- The Washington Times - Friday, February 4, 2011

By Tony Judt
Penguin Press, $25.95, 226 pages

When the Anglo-American historian Tony Judt died in August at the age of 62, he had been living for the previous two years in the ever more immobilizing stranglehold of ALS, often known as Lou Gehrig’s disease. With the unflinching fortitude that characterizes his fight against this terrible affliction, he describes in painful detail, but without any trace of self-pity, the physical state to which it rapidly reduced him. That brings him to the long nights, so much worse than the equally immobile days because of the lack of external distraction, when he had nothing to fall back on but his own mental resources.

It is typical of Judt’s true grit that he transforms what others have dubbed the curse of his particular disease - the cruel fact that the mind remains sharp while the body containing it fails progressively - into something positive, an escape from his physical imprisonment through the memories that are still very much with him.

“But if you must suffer thus,” he writes, “better to have a well-stocked head: full of recyclable and multi-purpose pieces of serviceable recollection, readily available to an analytically disposed mind.”

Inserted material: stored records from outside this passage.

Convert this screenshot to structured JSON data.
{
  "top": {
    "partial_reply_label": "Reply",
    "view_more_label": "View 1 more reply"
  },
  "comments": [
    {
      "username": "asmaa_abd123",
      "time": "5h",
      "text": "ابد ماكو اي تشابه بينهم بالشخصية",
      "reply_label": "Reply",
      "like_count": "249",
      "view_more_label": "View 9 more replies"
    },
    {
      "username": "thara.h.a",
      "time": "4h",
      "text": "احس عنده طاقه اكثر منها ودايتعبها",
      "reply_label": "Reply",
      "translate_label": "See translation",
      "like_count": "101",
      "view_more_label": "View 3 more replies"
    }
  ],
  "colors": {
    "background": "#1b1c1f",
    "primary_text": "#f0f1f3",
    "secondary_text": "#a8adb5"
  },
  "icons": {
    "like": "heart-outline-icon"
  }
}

People often talk about being thrown back solely on their own inner resources, but seldom can there have been a more stark, or a more true, example of such a phenomenon than Judt’s “Memory Chalet.” For such was his capacity for summoning up the interstices of his past in those nocturnal forensic journeys of the mind that he was able the next day to communicate them, and that is what we have, in all their glory, in these pages.

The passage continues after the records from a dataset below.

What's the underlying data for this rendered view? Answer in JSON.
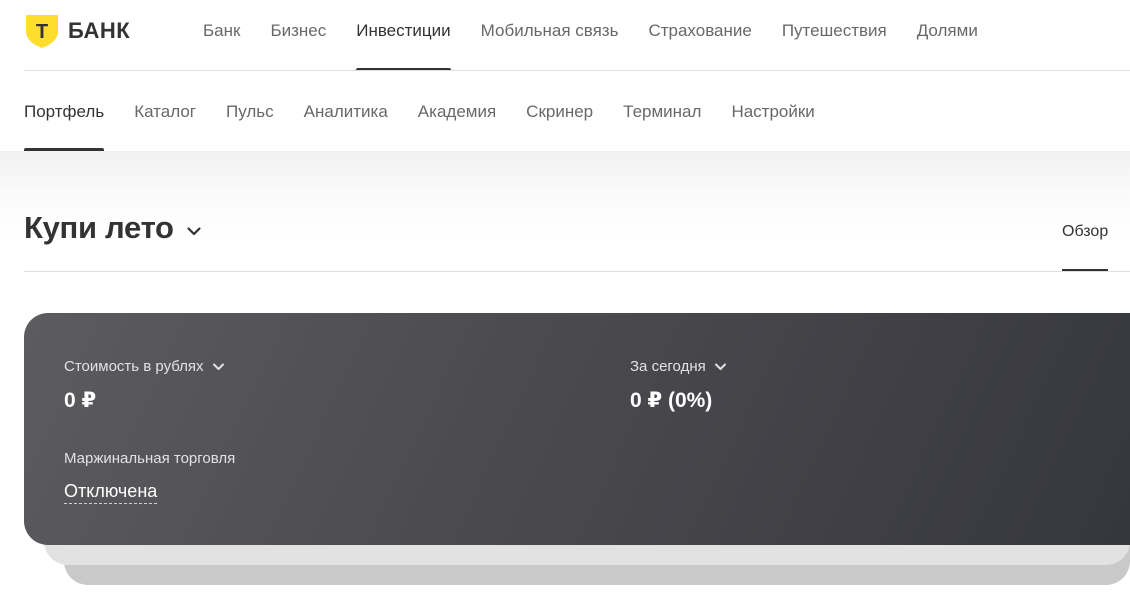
{
  "brand": {
    "logo_text": "БАНК",
    "logo_glyph": "Т",
    "accent_color": "#ffdd2d"
  },
  "top_nav": {
    "items": [
      {
        "label": "Банк",
        "active": false
      },
      {
        "label": "Бизнес",
        "active": false
      },
      {
        "label": "Инвестиции",
        "active": true
      },
      {
        "label": "Мобильная связь",
        "active": false
      },
      {
        "label": "Страхование",
        "active": false
      },
      {
        "label": "Путешествия",
        "active": false
      },
      {
        "label": "Долями",
        "active": false
      }
    ]
  },
  "sub_nav": {
    "items": [
      {
        "label": "Портфель",
        "active": true
      },
      {
        "label": "Каталог",
        "active": false
      },
      {
        "label": "Пульс",
        "active": false
      },
      {
        "label": "Аналитика",
        "active": false
      },
      {
        "label": "Академия",
        "active": false
      },
      {
        "label": "Скринер",
        "active": false
      },
      {
        "label": "Терминал",
        "active": false
      },
      {
        "label": "Настройки",
        "active": false
      }
    ]
  },
  "portfolio": {
    "title": "Купи лето",
    "title_icon": "chevron-down-icon",
    "tab_overview": "Обзор"
  },
  "summary_card": {
    "value_label": "Стоимость в рублях",
    "value": "0 ₽",
    "today_label": "За сегодня",
    "today_value": "0 ₽ (0%)",
    "margin_label": "Маржинальная торговля",
    "margin_status": "Отключена",
    "card_color_start": "#5c5c5f",
    "card_color_end": "#35353d"
  }
}
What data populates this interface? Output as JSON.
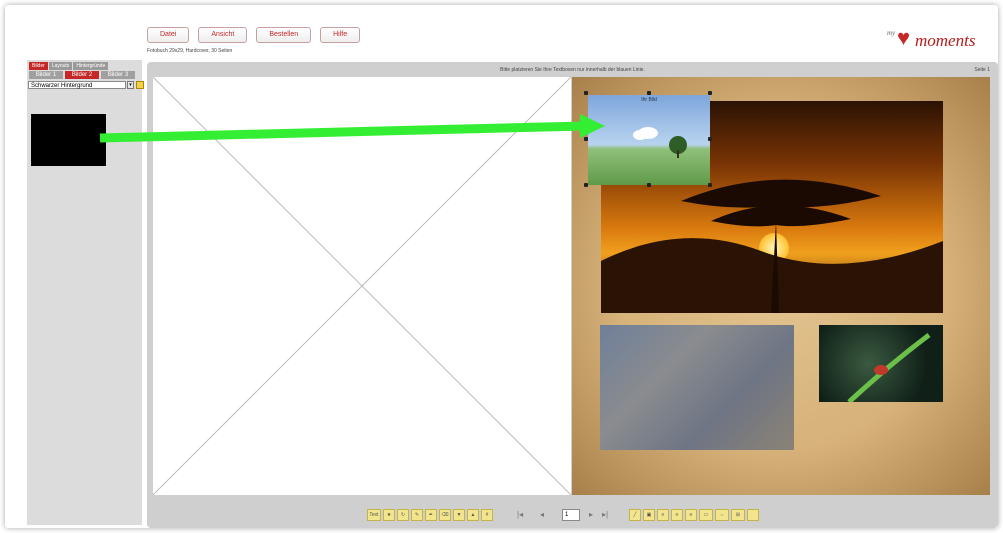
{
  "menu": {
    "items": [
      "Datei",
      "Ansicht",
      "Bestellen",
      "Hilfe"
    ]
  },
  "subtitle": "Fotobuch 29x29, Hardcover, 30 Seiten",
  "logo": {
    "prefix": "my",
    "text": "moments"
  },
  "left_panel": {
    "tabs_top": [
      "Bilder",
      "Layouts",
      "Hintergründe"
    ],
    "tabs_second": [
      "Bilder 1",
      "Bilder 2",
      "Bilder 3"
    ],
    "active_tab_second": "Bilder 2",
    "dropdown_value": "Schwarzer Hintergrund"
  },
  "editor": {
    "hint": "Bitte platzieren Sie Ihre Textboxen nur innerhalb der blauen Linie.",
    "page_label": "Seite 1",
    "sky_photo_label": "Ihr Bild"
  },
  "toolbar": {
    "first_button": "Text",
    "page_value": "1"
  },
  "colors": {
    "accent": "#c62828",
    "arrow": "#33ee33",
    "panel_bg": "#dcdcdc",
    "editor_bg": "#cfcfcf"
  }
}
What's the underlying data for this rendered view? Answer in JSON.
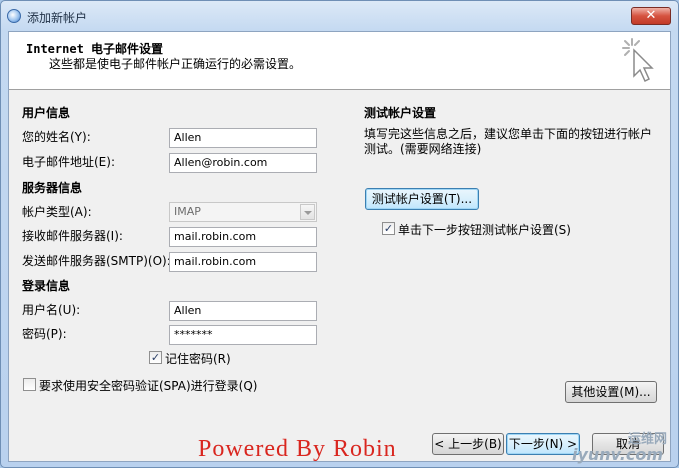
{
  "window": {
    "title": "添加新帐户",
    "close_symbol": "✕"
  },
  "header": {
    "title": "Internet 电子邮件设置",
    "subtitle": "这些都是使电子邮件帐户正确运行的必需设置。"
  },
  "user_info": {
    "section": "用户信息",
    "name_label": "您的姓名(Y):",
    "name_value": "Allen",
    "email_label": "电子邮件地址(E):",
    "email_value": "Allen@robin.com"
  },
  "server_info": {
    "section": "服务器信息",
    "type_label": "帐户类型(A):",
    "type_value": "IMAP",
    "incoming_label": "接收邮件服务器(I):",
    "incoming_value": "mail.robin.com",
    "outgoing_label": "发送邮件服务器(SMTP)(O):",
    "outgoing_value": "mail.robin.com"
  },
  "login_info": {
    "section": "登录信息",
    "username_label": "用户名(U):",
    "username_value": "Allen",
    "password_label": "密码(P):",
    "password_value": "*******",
    "remember_label": "记住密码(R)",
    "remember_checked": true,
    "spa_label": "要求使用安全密码验证(SPA)进行登录(Q)",
    "spa_checked": false
  },
  "test": {
    "section": "测试帐户设置",
    "description": "填写完这些信息之后，建议您单击下面的按钮进行帐户测试。(需要网络连接)",
    "button": "测试帐户设置(T)...",
    "auto_label": "单击下一步按钮测试帐户设置(S)",
    "auto_checked": true
  },
  "more_settings": "其他设置(M)...",
  "footer": {
    "back": "< 上一步(B)",
    "next": "下一步(N) >",
    "cancel": "取消"
  },
  "watermark": "Powered By Robin",
  "logo": {
    "top": "运维网",
    "bottom": "iyunv.com"
  }
}
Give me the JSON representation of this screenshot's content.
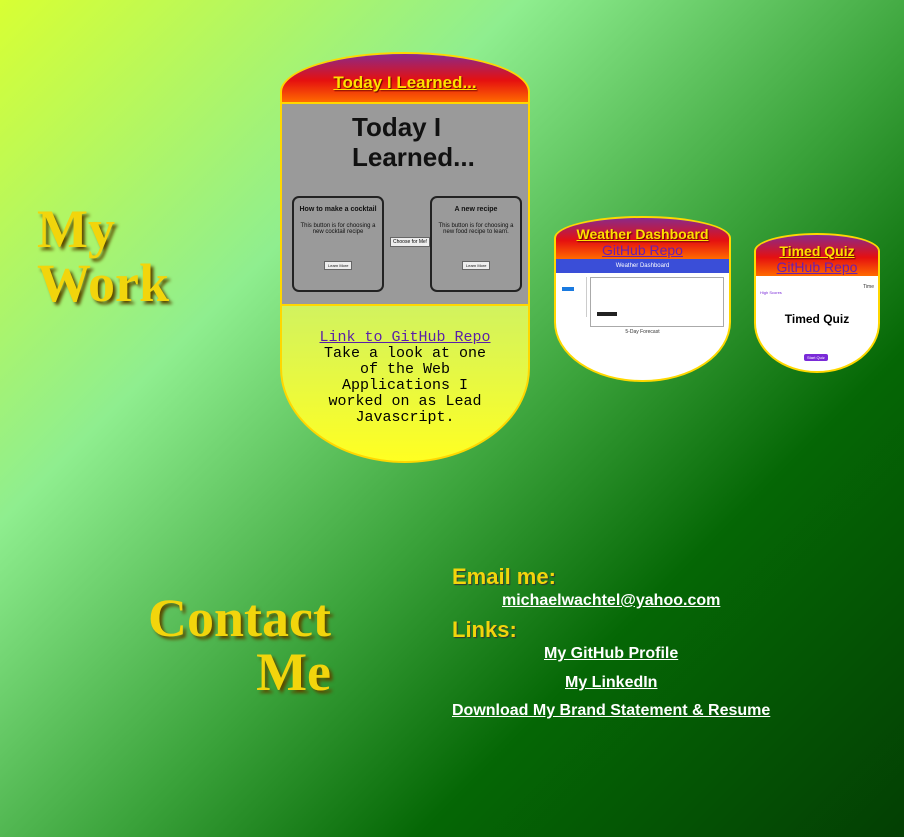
{
  "headings": {
    "work": "My Work",
    "contact": "Contact Me"
  },
  "projects": [
    {
      "title": "Today I Learned...",
      "repo_link": "Link to GitHub Repo",
      "description": "Take a look at one of the Web Applications I worked on as Lead Javascript.",
      "screenshot": {
        "title": "Today I Learned...",
        "box1_title": "How to make a cocktail",
        "box1_text": "This button is for choosing a new cocktail recipe",
        "box2_title": "A new recipe",
        "box2_text": "This button is for choosing a new food recipe to learn.",
        "button": "Learn More",
        "middle_button": "Choose for Me!"
      }
    },
    {
      "title": "Weather Dashboard",
      "repo_link": "GitHub Repo",
      "screenshot": {
        "header": "Weather Dashboard",
        "forecast_label": "5-Day Forecast"
      }
    },
    {
      "title": "Timed Quiz",
      "repo_link": "GitHub Repo",
      "screenshot": {
        "high_scores": "High Scores",
        "time": "Time",
        "title": "Timed Quiz",
        "button": "Start Quiz"
      }
    }
  ],
  "contact": {
    "email_label": "Email me:",
    "email": "michaelwachtel@yahoo.com",
    "links_label": "Links:",
    "github": "My GitHub Profile",
    "linkedin": "My LinkedIn",
    "resume": "Download My Brand Statement & Resume"
  }
}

The particular circumstances, dreadful though they were, in which Judt summoned up these memories seem crucial to their peculiar intensity, testifying to their role as an escape from a bleak present and a still bleaker future, their power heightened by an unspoken but ever hovering contrast.

These recollections range widely from the intensely personal and autobiographical to social, cultural and political observations that remind the reader not only of the author’s intellect - that “analytically disposed mind,” as he put it - but of his lifelong engagement with the great issues of his own time and the past that shaped it. Whether you agree with his opinions or not - and I have to say that I differ strongly with his pronouncements on the Iraq War and Israel - the quality of this man’s mind shines through and reminds us constantly of what a vibrant resource was so untimely snuffed out last year.

The word chalet in the title is no accident, well-chosen not only because Judt had a fondness for Switzerland but because it represents for him a kind of mental emotional haven. His memories of journeys there as a child stand out as some of his happiest recollections, the coziness and comfort of Switzerland contrasting sharply with a still austere Britain. Although, Judt being Judt, he is alive to the less attractive aspects of Swiss history and culture, for him personally, everything about this foreign paradise is soothing and comforting.

So it is no accident that, earlier in this decade, following an operation for cancer and a bout of heavy radiation, he took his family there, reveling in his young sons’ discovery of the charms that still held him in their sway. The Swiss village of Murren where he took them, with its little funicular railway, was for him quite simply “Paradise,” with only happy memories, unlike the kaleidoscope of conflicting memories that crashed in on him when he recalled Oxford or Cambridge, Paris or New York:

“Or you can just wait for the next train: punctual, predictable, and precise to the second. Nothing happens: it is the happiest place in the world. We cannot choose where we start out in life, but we may finish where we will. I know where I shall be: going nowhere in particular on that little train, forever and ever.”

For all Judt’s determinedly stiff upper lip, chinks in even as formidable an armor of courage as his can appear, as is entirely natural. But they point to an inner turmoil that is heart-rending, as when he says, in his customary dry manner, that “to fall prey” to a disease such as his “is surely to have offended the Gods at some point, and there is nothing more to be said.”

But in those dark nights of his soul, thoughts like that, even if nothing more is to be spoken of them, testify to something surely capable of terrorizing or torturing even the strongest character. One can only hope that the copious contents of Judt’s “Memory Chalet” and the soothing charms of that peaceful Swiss refuge and its eternal railway not only brought him comfort then, but succeeded in their most crucial task of all: keeping such dark thoughts from overwhelming him at the terrible end when it finally came.

Martin Rubin is a writer and critic in Pasadena, Calif.